After a graceful, nearly silent takeoff, he guided the experimental plane southward from Madrid-Barajas airport and within eight hours was just northeast of Seville. An onboard camera relayed images of the valleys below the aircraft, which has 12,000 solar cells in the wings turning four electrical motors.

“For one hour I had the full moon on my right and I had the sunrise on my left and that was absolutely gorgeous. I had all the colors of the rainbow in the sky and also on the ground,” Piccard said shortly after setting out.”The issue is not to use solar power for normal airplanes.

“The issue is more to demonstrate that we can achieve incredible goals, almost impossible goals, with new technologies, without fuel, just with solar energy, and raise awareness that if we can do it in the air, of course everybody can do it on the ground.”

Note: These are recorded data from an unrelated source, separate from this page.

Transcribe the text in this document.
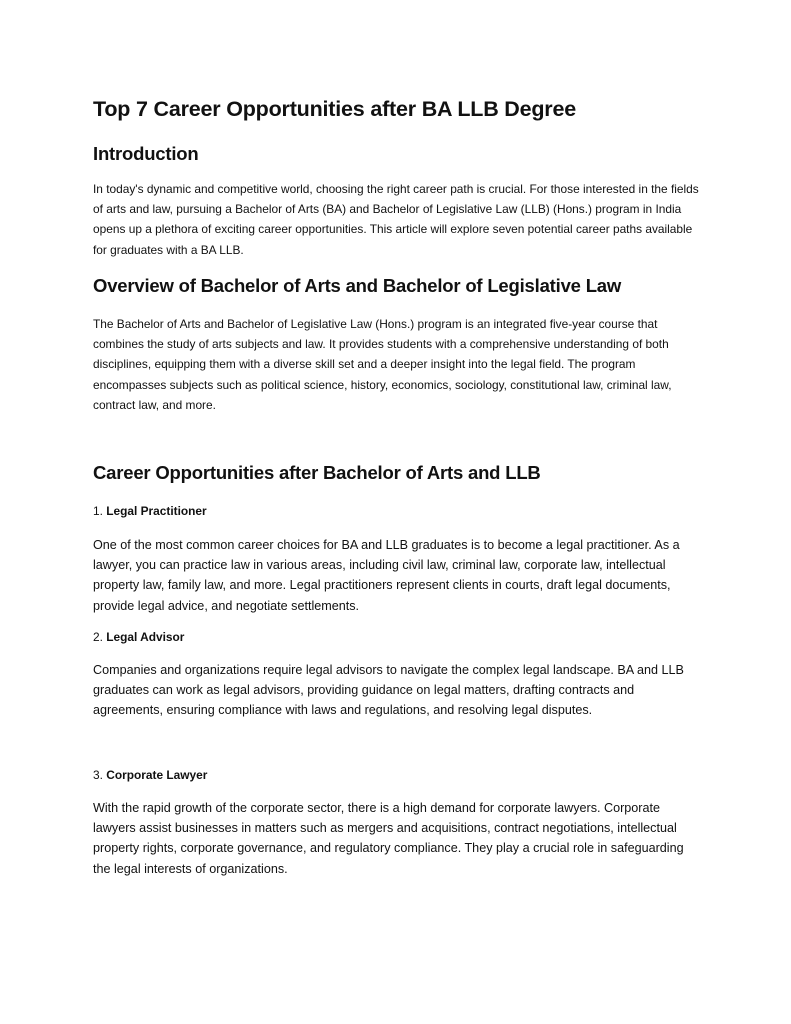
Top 7 Career Opportunities after BA LLB Degree
Introduction

In today's dynamic and competitive world, choosing the right career path is crucial. For those interested in the fields of arts and law, pursuing a Bachelor of Arts (BA) and Bachelor of Legislative Law (LLB) (Hons.) program in India opens up a plethora of exciting career opportunities. This article will explore seven potential career paths available for graduates with a BA LLB.

Overview of Bachelor of Arts and Bachelor of Legislative Law

The Bachelor of Arts and Bachelor of Legislative Law (Hons.) program is an integrated five-year course that combines the study of arts subjects and law. It provides students with a comprehensive understanding of both disciplines, equipping them with a diverse skill set and a deeper insight into the legal field. The program encompasses subjects such as political science, history, economics, sociology, constitutional law, criminal law, contract law, and more.

Career Opportunities after Bachelor of Arts and LLB
1. Legal Practitioner

One of the most common career choices for BA and LLB graduates is to become a legal practitioner. As a lawyer, you can practice law in various areas, including civil law, criminal law, corporate law, intellectual property law, family law, and more. Legal practitioners represent clients in courts, draft legal documents, provide legal advice, and negotiate settlements.

2. Legal Advisor

Companies and organizations require legal advisors to navigate the complex legal landscape. BA and LLB graduates can work as legal advisors, providing guidance on legal matters, drafting contracts and agreements, ensuring compliance with laws and regulations, and resolving legal disputes.

3. Corporate Lawyer

With the rapid growth of the corporate sector, there is a high demand for corporate lawyers. Corporate lawyers assist businesses in matters such as mergers and acquisitions, contract negotiations, intellectual property rights, corporate governance, and regulatory compliance. They play a crucial role in safeguarding the legal interests of organizations.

Piccard gradually piloted the plane to an altitude of about 3,800 meters as he headed toward Spain’s southern coast at some 50 kilometers per hour.

To qualify as an intercontinental flight he has only to cross the Strait of Gibraltar – 14km at its narrowest point – from Europe to Africa.

But the crossing is one of the most challenging points of the trip because Piccard must first climb to 8,500m, where temperatures can dip as low as minus 29 degrees Celsius and he will need an oxygen mask. He aimed to enter Moroccan airspace over Tangiers and land at Rabat- Sale airport this morning (HK time).

All that, without using a drop of fuel.

Each of the motors on the carbon- fiber plane charges 400-kilogram lithium polymer batteries during the day, allowing the aircraft to fly at night.

The 2,500km voyage is also intended as a rehearsal for Solar Impulse’s round- the-world flight planned for 2014.